CLEARWATER — Thirty years ago, a jury sentenced Richard Michael Cooper to death over his role in a brutal triple murder.
Cooper, 50, has been serving time on death row ever since.
Now he is back in court with a chance to save his life, after a federal appeals court threw out his death sentence in 2011. The court found that evidence of the abuse Cooper suffered as a child should have been heard by a jury.
The resentencing of a key player in the 1982 deaths of Steven Fridella, Bobby Martindale and Gary Petersen — remembered since as the "High Point murders" — presents the 6th Judicial Court of Pinellas County with an unusual circumstance. A jury composed of people unfamiliar with the case must now recommend whether Cooper should serve life, with no possibility of parole for 25 years, or reinstate his death sentence.
Opening statements are expected as early as today.
Cooper's guilt is not in dispute. The appeals court describes what happened this way: On the morning of June 18, 1982, Cooper and three others — Jason Dirk Walton, Terry Van Royal and Jeffrey Hartwell McCoy — drove to Fridella's Largo residence looking for cocaine or money.
They parked a distance away and, wearing ski masks, crept toward the home at 6351 143rd Ave. Among them they carried a .357 Magnum revolver, a .22 rifle and a 12-gauge shotgun.
They had originally planned to rob the men inside while they slept. But someone recognized one of the intruders, and the plan changed.
Fridella, Martindale and Petersen were bound with duct tape and forced to lie on the floor. A cellmate later testified that Cooper told him Fridella begged for his life, and with compelling reason: his 8-year-old son, Christopher Fridella, was locked in the bathroom.
Cooper, then 18, confessed to shooting Fridella twice with the shotgun. The robbery netted a knife, a clock, a small set of scales and $2 in cash. Cooper's lawyers called no witnesses in his defense, arguing that he was under the spell of Walton, whom Cooper had described as "a Charles Manson-type figure."
Cooper's conviction and sentence were upheld on appeal.
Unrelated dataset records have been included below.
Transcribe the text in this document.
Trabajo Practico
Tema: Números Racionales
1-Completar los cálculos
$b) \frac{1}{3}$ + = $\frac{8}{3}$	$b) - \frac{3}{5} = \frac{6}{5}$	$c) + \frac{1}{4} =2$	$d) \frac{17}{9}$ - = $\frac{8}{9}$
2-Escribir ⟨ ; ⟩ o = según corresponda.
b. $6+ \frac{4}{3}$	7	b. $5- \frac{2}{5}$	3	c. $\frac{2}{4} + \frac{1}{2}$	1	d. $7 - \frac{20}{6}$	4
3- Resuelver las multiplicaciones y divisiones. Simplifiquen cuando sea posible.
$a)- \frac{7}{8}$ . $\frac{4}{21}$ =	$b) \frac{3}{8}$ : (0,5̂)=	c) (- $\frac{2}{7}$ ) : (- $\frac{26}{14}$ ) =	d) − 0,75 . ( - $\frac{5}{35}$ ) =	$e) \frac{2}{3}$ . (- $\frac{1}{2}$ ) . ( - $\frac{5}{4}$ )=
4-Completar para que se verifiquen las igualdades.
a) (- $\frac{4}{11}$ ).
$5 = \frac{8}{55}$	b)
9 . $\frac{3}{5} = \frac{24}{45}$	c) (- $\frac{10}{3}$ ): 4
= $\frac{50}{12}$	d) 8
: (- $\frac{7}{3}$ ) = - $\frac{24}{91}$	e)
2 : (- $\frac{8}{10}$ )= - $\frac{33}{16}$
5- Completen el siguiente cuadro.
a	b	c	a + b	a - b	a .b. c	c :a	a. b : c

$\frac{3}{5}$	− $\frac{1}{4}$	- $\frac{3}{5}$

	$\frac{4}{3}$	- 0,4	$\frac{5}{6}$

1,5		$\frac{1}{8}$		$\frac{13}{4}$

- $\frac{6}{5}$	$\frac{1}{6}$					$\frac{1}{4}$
In 2011, the federal 11th Circuit again affirmed the conviction but tossed out the death sentence because of evidence the first jury never heard. That included frequent beatings at the hands of his hard-drinking father, Phillip "Socky" Cooper, who earned his nickname as a Golden Gloves boxing champion.
The elder Cooper beat his children with "boards, switches, belts and horse whips," leaving welts all over their bodies, sometimes for offenses as small as not knowing their multiplication tables.
The abuse was so constant, a school principal, fearing he was making things worse, "stopped calling their father when Cooper would get in trouble because Cooper would show up at school beaten and with bruises all over him," the court said.
Cooper's stepbrother and sister also said no one had contacted them to testify at the first trial.
On Tuesday, Cooper appeared in court wearing a dark suit, sitting with his three defense lawyers. As jurors waited in the hall, attorneys sparred over what Judge Keith Meyer would tell them when they came in.
At issue was language Meyer proposed adding to his jury instructions.
Initially, the judge suggested that for jurors to recommend the death penalty prosecutors must prove "beyond a reasonable doubt that death should be imposed." After much debate among the attorneys, the judge ultimately removed "beyond a reasonable doubt" from his instructions.
Walton and Van Royal were also sentenced to death in the murders. Van Royal's sentence was reversed in 1987 and he was given three life sentences. Walton remains on death row. McCoy is serving a life sentence.